"Storiemigranti" di Sio e Nicola Bernardi

È questa l'idea di "Storiemigranti" (Feltrinelli Comics, 2019): chiedere ai migranti, appunto, di raccontare una storia a scelta, non necessariamente legata al loro percorso migratorio. Storie che Sio, fumettista molto amato dai più giovani, e Nicola Bernardi, fotografo, hanno rielaborato dando vita a questo libro, una raccolta di 32 fumetti di massimo 12 tavole, sempre distribuite su due facciate, prima dei quali compare il ritratto fotografico del protagonista.

Sio e Nicola Bernardi, infatti, in collaborazione con il Centro di Solidarietà L'Ancora di Sanremo, nell'ottobre 2018 sono andati in diversi Cas (Centri di accoglienza straordinaria) – Imperia, Vallecrosia e Bajardo – a conoscere e chiacchierare coi migranti ospitati. Qui hanno trovato persone provenienti da tutto il mondo che hanno condiviso storie di tutti i tipi: da quelle tristi a quelle divertenti fino a quelle quasi incredibili. Ma sempre "normali", nel senso che potrebbero capitare a qualsiasi persona, come ad esempio quella del ragazzo che viene lasciato dalla fidanzata per un'incomprensione su Whatsapp. Tuttavia, è l'aspetto "stravagante" di alcune storie, condite con ironia dagli autori, a rendere ancor più piacevole la lettura: come la storia del cercatore d'oro che passa quattro mesi nel deserto senza trovare nulla e al suo ritorno trova una borsa abbandonata piena zeppa di soldi, o di quel ragazzo che non si capacita di come gli italiani non conoscano il Kabaddi, uno sport – per noi – alquanto bizzarro.

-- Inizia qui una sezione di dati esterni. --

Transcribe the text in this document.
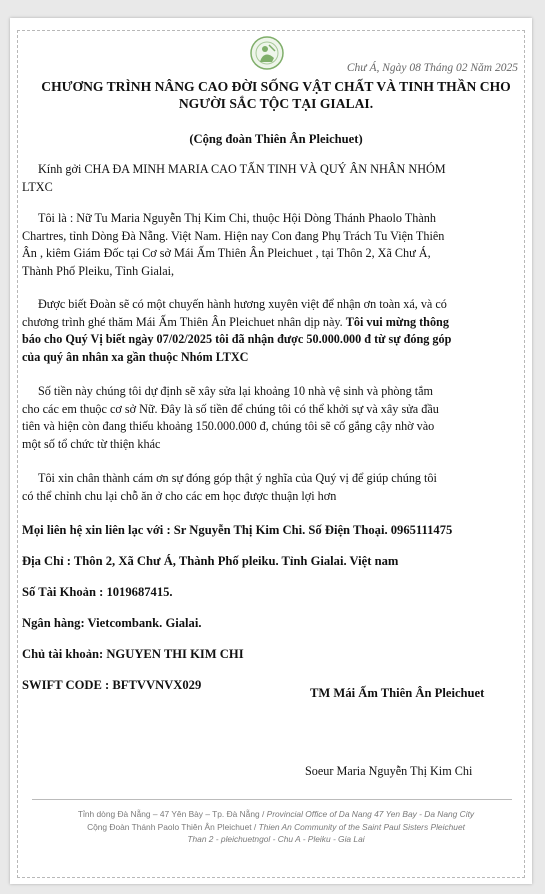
Chư Á, Ngày 08 Tháng 02 Năm 2025
CHƯƠNG TRÌNH NÂNG CAO ĐỜI SỐNG VẬT CHẤT VÀ TINH THẦN CHO
NGƯỜI SẮC TỘC TẠI GIALAI.
(Cộng đoàn Thiên Ân Pleichuet)
Kính gởi CHA ĐA MINH MARIA CAO TẤN TINH VÀ QUÝ ÂN NHÂN NHÓM
LTXC
Tôi là : Nữ Tu Maria Nguyễn Thị Kim Chi, thuộc Hội Dòng Thánh Phaolo Thành
Chartres, tỉnh Dòng Đà Nẵng. Việt Nam. Hiện nay Con đang Phụ Trách Tu Viện Thiên
Ân , kiêm Giám Đốc tại Cơ sở Mái Ấm Thiên Ân Pleichuet , tại Thôn 2, Xã Chư Á,
Thành Phố Pleiku, Tỉnh Gialai,
Được biết Đoàn sẽ có một chuyến hành hương xuyên việt để nhận ơn toàn xá, và có
chương trình ghé thăm Mái Ấm Thiên Ân Pleichuet nhân dịp này. Tôi vui mừng thông
báo cho Quý Vị biết ngày 07/02/2025 tôi đã nhận được 50.000.000 đ từ sự đóng góp
của quý ân nhân xa gần thuộc Nhóm LTXC
Số tiền này chúng tôi dự định sẽ xây sửa lại khoảng 10 nhà vệ sinh và phòng tắm
cho các em thuộc cơ sở Nữ. Đây là số tiền để chúng tôi có thể khởi sự và xây sửa đầu
tiên và hiện còn đang thiếu khoảng 150.000.000 đ, chúng tôi sẽ cố gắng cậy nhờ vào
một số tổ chức từ thiện khác
Tôi xin chân thành cám ơn sự đóng góp thật ý nghĩa của Quý vị để giúp chúng tôi
có thể chỉnh chu lại chỗ ăn ở cho các em học được thuận lợi hơn
Mọi liên hệ xin liên lạc với : Sr Nguyễn Thị Kim Chi. Số Điện Thoại. 0965111475
Địa Chỉ : Thôn 2, Xã Chư Á, Thành Phố pleiku. Tỉnh Gialai. Việt nam
Số Tài Khoản : 1019687415.
Ngân hàng: Vietcombank. Gialai.
Chủ tài khoản: NGUYEN THI KIM CHI
SWIFT CODE : BFTVVNVX029
TM Mái Ấm Thiên Ân Pleichuet
Soeur Maria Nguyễn Thị Kim Chi
Tỉnh dòng Đà Nẵng – 47 Yên Bày – Tp. Đà Nẵng / Provincial Office of Da Nang 47 Yen Bay - Da Nang City
Cộng Đoàn Thánh Paolo Thiên Ân Pleichuet / Thien An Community of the Saint Paul Sisters Pleichuet
Than 2 - pleichuetngol - Chu A - Pleiku - Gia Lai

Naturalmente c'è anche chi ha raccontato il proprio viaggio per arrivare in Italia, quasi sempre accompagnato da insidie, nostalgia e sofferenza.   

L'obiettivo del libro è dunque mostrare i migranti sotto la luce della quotidianità, ricordando – se ce ne fosse ancora bisogno – che dietro ai numeri dei telegiornali ci sono persone con un passato, dei desideri, e la voglia di scrivere il proprio futuro, come tutti noi. Il linguaggio del fumetto rende il tutto più fruibile e risulta particolarmente indicato per i bambini, i quali, come del resto anche gli adulti, si trovano quotidianamente bombardati da notizie non sempre aderenti alla realtà, o, più semplicemente, che mettono in mostra soltanto un aspetto del fenomeno migratorio che interessa il nostro Paese.